Source: @hiwildflower

Tell us a bit about how you discovered your ability to put your thoughts into writing, whether on paper or a computer screen?

I have been writing since I was seven years old, and storytelling and imagination have played significant roles in my development. Like many young individuals who feel like they don’t quite fit in, books became my sanctuary. Growing up with limited financial resources, my father would take my sister and me to the public library for long visits, which always ended with a stack of books. Reading is where a writer’s affinity for language blossoms, and by the time I finished college, I knew I wanted to author novels.

Before embarking on your first novel, Bright Lines, you contributed to publications like Elle, Vice, New York Magazine, and The Feminist Wire. How did you know you were ready to venture into the realm of novel writing?

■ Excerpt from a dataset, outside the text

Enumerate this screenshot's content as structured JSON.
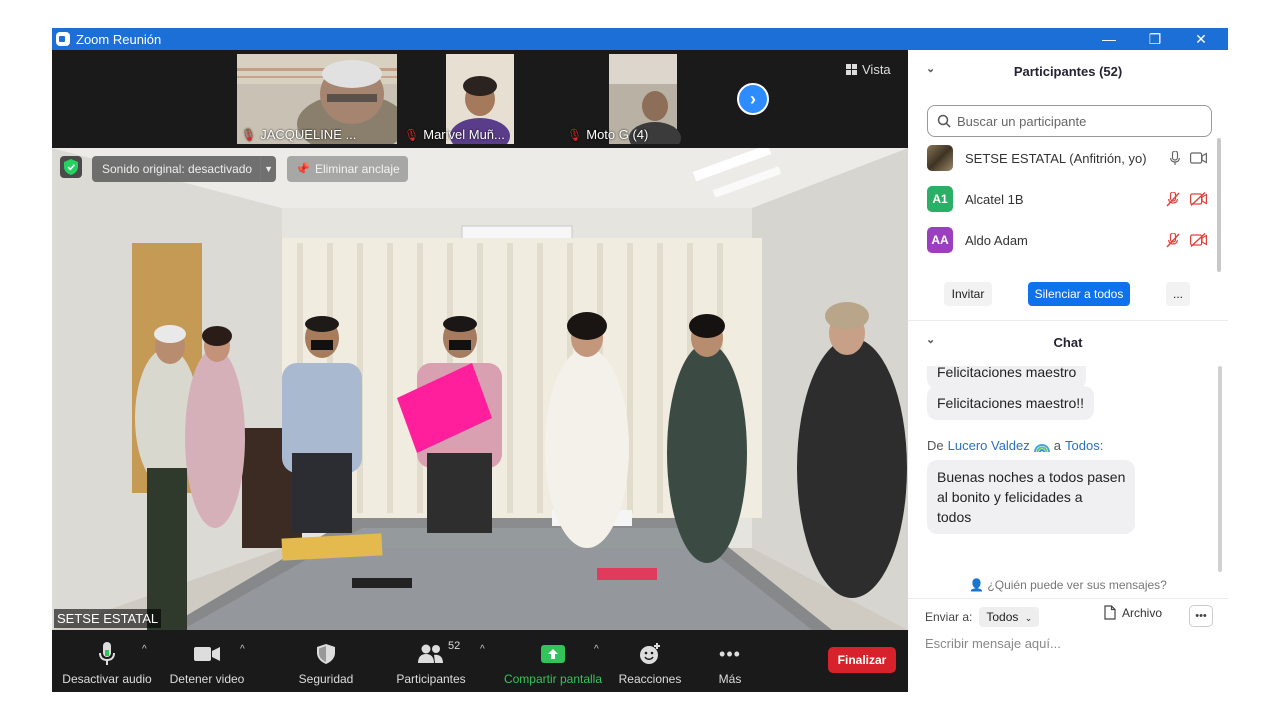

I realized I was ready while living in India back in 2006-2007. During my stay in a hotel in Srinagar, Kashmir – a beautiful yet tense region between India and Pakistan – I experienced a moment of intense creativity. It was during Ramadan, with everything shutting down by sundown, that I found myself writing late into the night. I remember jotting down 20 pages in a flow, and following that intense burst, I applied to MFA programs the next week, as I believed it would aid my growth as a writer and place me within a literary community.

Like so many young people who never quite feel like they fit in, books were my refuge.